Opvoeding en medeopvoeders
H. Bavinck, de bekende gereformeerde theoloog uit het begin van de vorige eeuw, schreef over de christelijke opvoeding dat de verhouding tot God het centrale punt is waar alles door wordt bepaald. „Niet harmonische ontwikkeling van alle vermogens en krachten is daarom het één en het al, maar voordat het daartoe komen kan, moet de mens eerst wedergeboren, veranderd, bekeerd, vernieuwd worden.”
In deze zin geeft Bavinck het wezenlijke van de christelijke opvoeding aan. Deze dient vooral gericht te zijn op het eeuwig welzijn van de jongeren. Het komt overeen met het Bijbelwoord om eerst het Koninkrijk van God te zoeken.Van opvoeding kan pas sprake zijn als er opvoeders zijn. In de eerste plaats zijn dat de ouders. Daarnaast is er een aantal zogenaamde medeopvoeders. Broertjes, zusjes, grootouders, buren, vriendjes, kerkenraadsleden, maar ook het winkelcentrum, de straat, de krant, de radio en instellingen leveren bedoeld of onbedoeld hun bijdrage.
Niet alle bijdragen van deze medeopvoeders worden door de ouders op prijs gesteld. Het gebeurt wel dat ouders liever niet hebben dat hun kind met een buurjongetje speelt omdat hij bijvoorbeeld geen goede invloed uitoefent of omdat in het gezin van dat buurjongetje dvd een geaccepteerd middel is om de kinderen stil te houden.
De medeopvoeders hebben vaak onbewust invloed op kinderen. Dat is met de school anders. De school is een instelling waar opvoeding en vorming centraal staan. Daar werken mensen die verbondenheid hebben met kinderen en jongeren. Het zijn vaak gedreven mensen die iets met jeugdigen hebben. Je hoort regelmatig in sollicitatiegesprekken de zin: „Ik wil iets met die kinderen, het is belangrijk dat ze iets meekrijgen voor hun latere leven, je kunt iets voor hen betekenen.”
Beroepsopvoeders
Het is bemoedigend dat er zulke mensen zijn. Evenals de ouders zou je ook hen beroepsopvoeders kunnen noemen, die niet onbewust, maar bewust een steentje bijdragen aan de opvoeding en vorming van de leerlingen.

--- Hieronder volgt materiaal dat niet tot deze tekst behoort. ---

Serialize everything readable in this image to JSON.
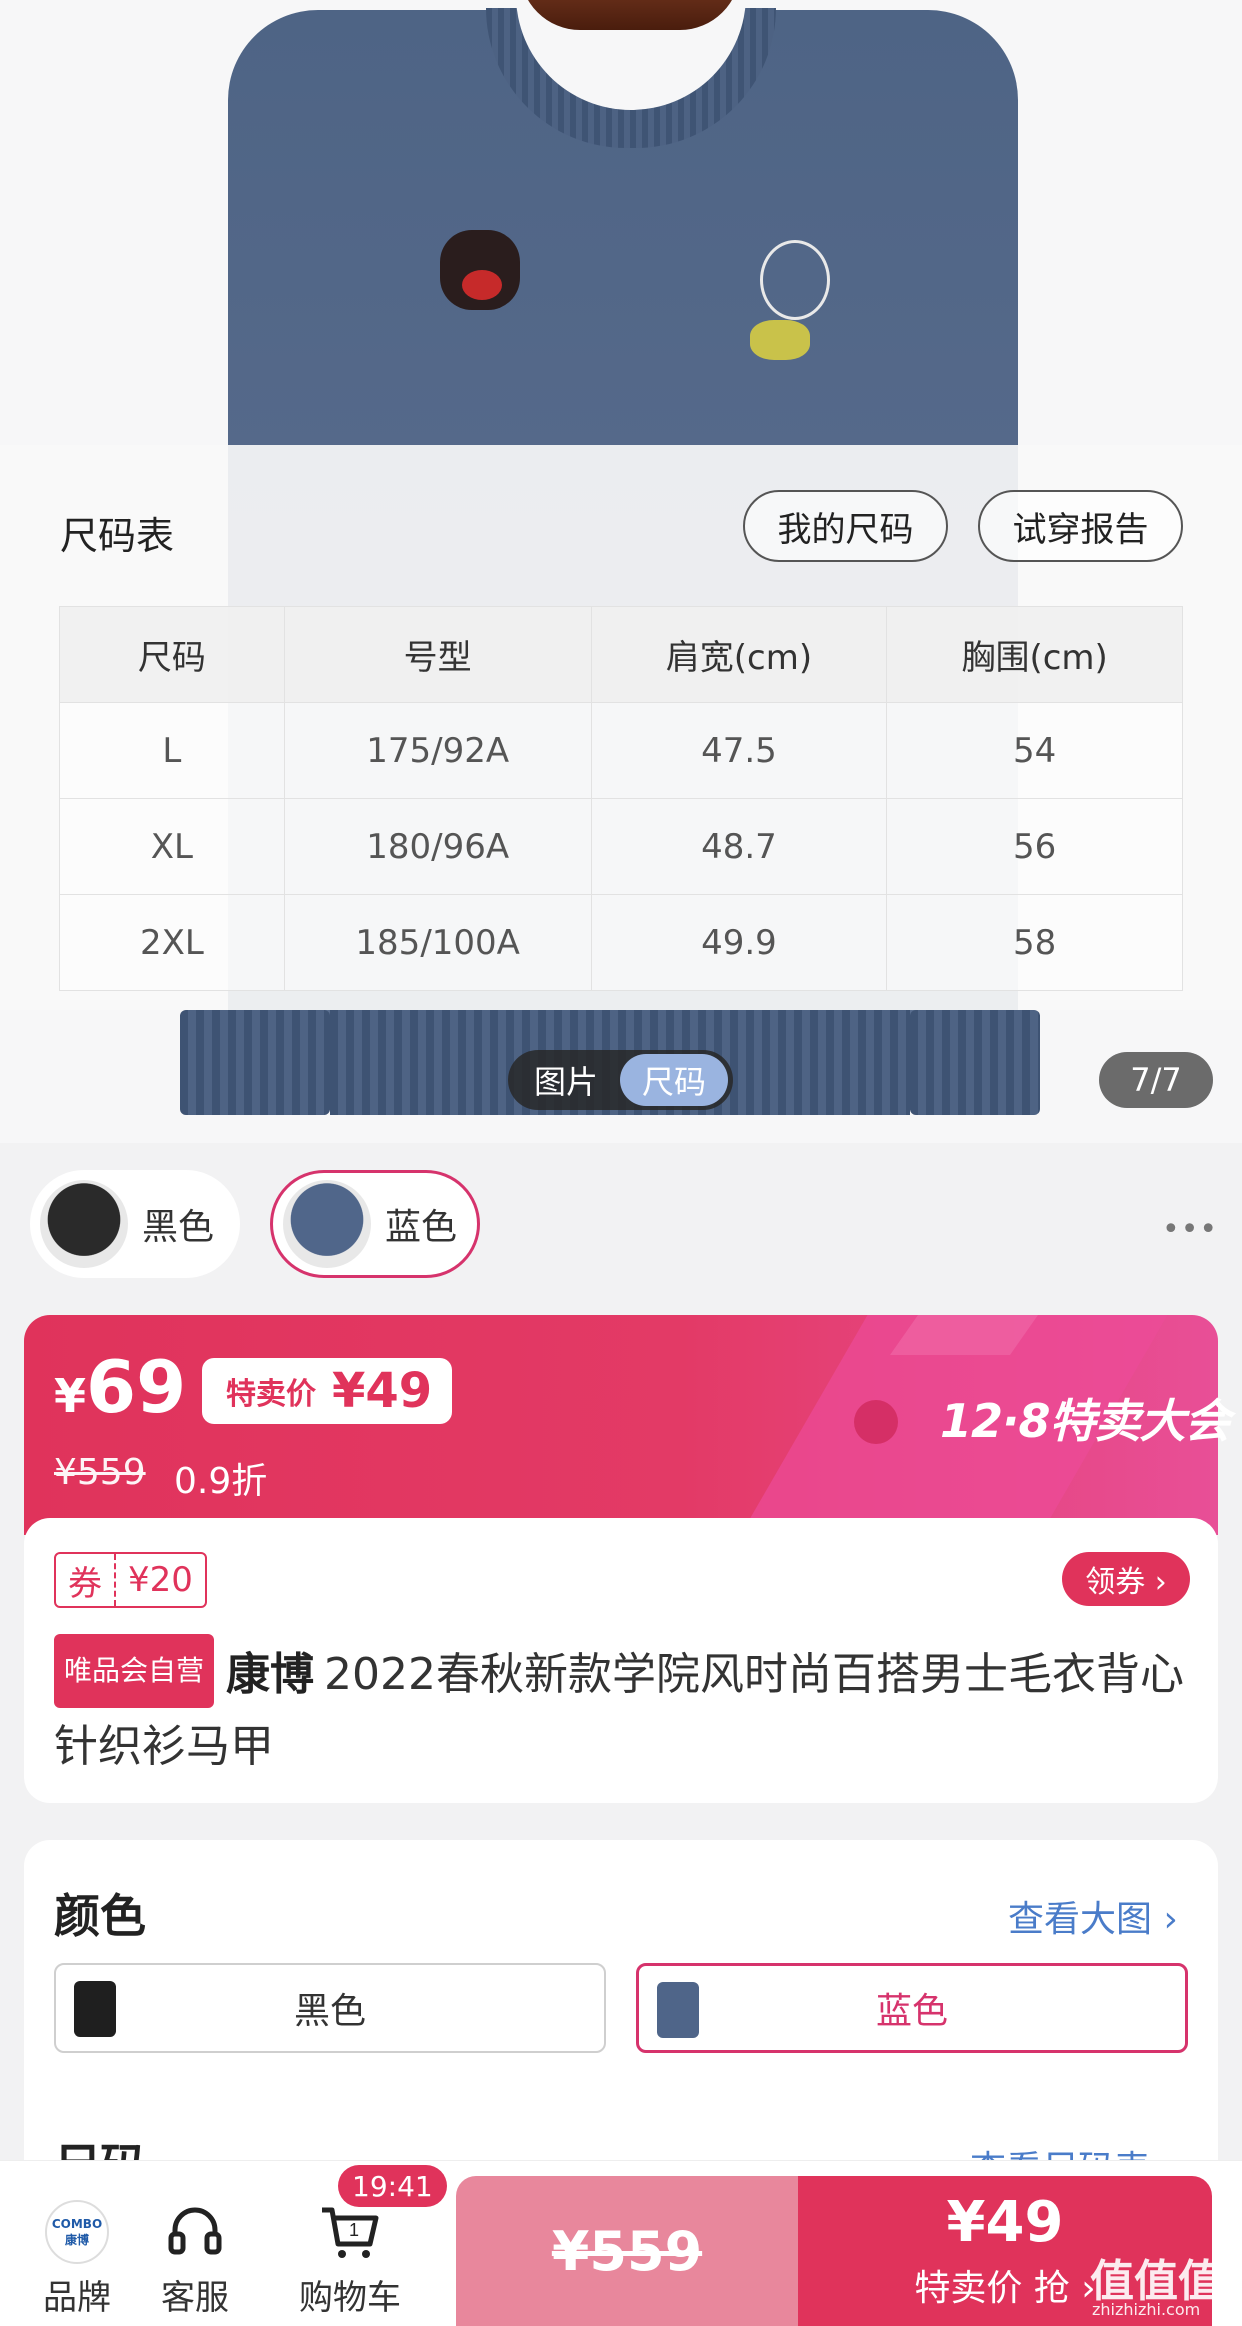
{
  "size_chart": {
    "title": "尺码表",
    "my_size_label": "我的尺码",
    "try_report_label": "试穿报告",
    "headers": [
      "尺码",
      "号型",
      "肩宽(cm)",
      "胸围(cm)"
    ],
    "rows": [
      [
        "L",
        "175/92A",
        "47.5",
        "54"
      ],
      [
        "XL",
        "180/96A",
        "48.7",
        "56"
      ],
      [
        "2XL",
        "185/100A",
        "49.9",
        "58"
      ]
    ]
  },
  "gallery": {
    "toggle_image": "图片",
    "toggle_size": "尺码",
    "page_counter": "7/7"
  },
  "color_chips": [
    {
      "label": "黑色",
      "selected": false
    },
    {
      "label": "蓝色",
      "selected": true
    }
  ],
  "more_icon": "•••",
  "price": {
    "yen": "¥",
    "current": "69",
    "special_label": "特卖价",
    "special_price": "¥49",
    "original": "¥559",
    "discount": "0.9折",
    "promo_title": "12·8特卖大会",
    "accent_color": "#e0335b"
  },
  "coupon": {
    "label": "券",
    "value": "¥20",
    "get_label": "领券 ›"
  },
  "product": {
    "vip_tag": "唯品会自营",
    "brand": "康博",
    "title": "2022春秋新款学院风时尚百搭男士毛衣背心针织衫马甲"
  },
  "color_section": {
    "heading": "颜色",
    "view_big": "查看大图 ›",
    "options": [
      {
        "label": "黑色",
        "selected": false
      },
      {
        "label": "蓝色",
        "selected": true
      }
    ]
  },
  "size_section": {
    "heading": "尺码",
    "link": "查看尺码表 ›"
  },
  "bottom_bar": {
    "brand_label": "品牌",
    "brand_logo_text": "COMBO康博",
    "service_label": "客服",
    "cart_label": "购物车",
    "cart_count": "1",
    "cart_badge_time": "19:41",
    "orig_price_btn": "¥559",
    "buy_price": "¥49",
    "buy_label": "特卖价 抢 ›"
  },
  "watermark": {
    "main": "值值值",
    "sub": "zhizhizhi.com"
  }
}
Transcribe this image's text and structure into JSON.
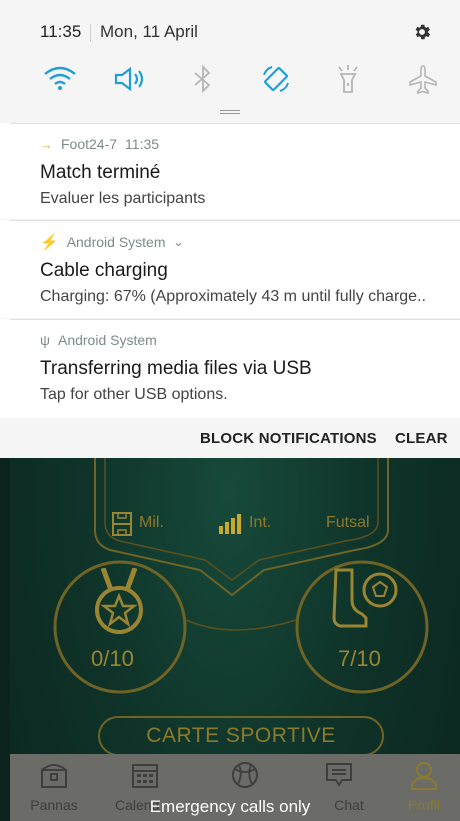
{
  "status": {
    "time": "11:35",
    "date": "Mon, 11 April"
  },
  "quick_settings": [
    {
      "name": "wifi",
      "active": true
    },
    {
      "name": "sound",
      "active": true
    },
    {
      "name": "bluetooth",
      "active": false
    },
    {
      "name": "auto-rotate",
      "active": true
    },
    {
      "name": "flashlight",
      "active": false
    },
    {
      "name": "airplane-mode",
      "active": false
    }
  ],
  "notifications": [
    {
      "app": "Foot24-7",
      "time": "11:35",
      "title": "Match terminé",
      "text": "Evaluer les participants"
    },
    {
      "app": "Android System",
      "title": "Cable charging",
      "text": "Charging: 67% (Approximately 43 m until fully charge.."
    },
    {
      "app": "Android System",
      "title": "Transferring media files via USB",
      "text": "Tap for other USB options."
    }
  ],
  "actions": {
    "block": "BLOCK NOTIFICATIONS",
    "clear": "CLEAR"
  },
  "app": {
    "positions": {
      "mil": "Mil.",
      "int": "Int.",
      "futsal": "Futsal"
    },
    "medals": "0/10",
    "matches": "7/10",
    "carte_button": "CARTE SPORTIVE"
  },
  "nav": {
    "pannas": "Pannas",
    "calendar": "Calend",
    "chat": "Chat",
    "profil": "Profil"
  },
  "emergency": "Emergency calls only",
  "colors": {
    "accent_blue": "#1f9fd6",
    "gold": "#8c7a2e",
    "panel_bg": "#f5f5f5",
    "app_bg": "#0f3329"
  }
}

Daarbij is het wel van belang te beseffen dat de vele onbewuste medeopvoeders ook grote invloed kunnen uitoefenen op kinderen en jongeren. Het is bijvoorbeeld een bekend gegeven dat jonge mensen in de leeftijd van ongeveer 14 tot 18 jaar elkaar sterk beïnvloeden.
Als jongeren in die leeftijd de vraag wordt voorgelegd welke mensen uit de categorieën ouders, grootouders, ambtsdragers, docenten, klasgenoten, gezinsleden, familieleden en andere groepen waarmee ze in aanraking komen de meeste invloed op hen uitoefenen, dan komen de klas- en leeftijdsgenoten als eerste uit de enquête te voorschijn. Er is dus een sterke onderlinge verbondenheid tussen jongeren. Ze nemen veel van elkaar aan en volgen elkaars voorbeeld.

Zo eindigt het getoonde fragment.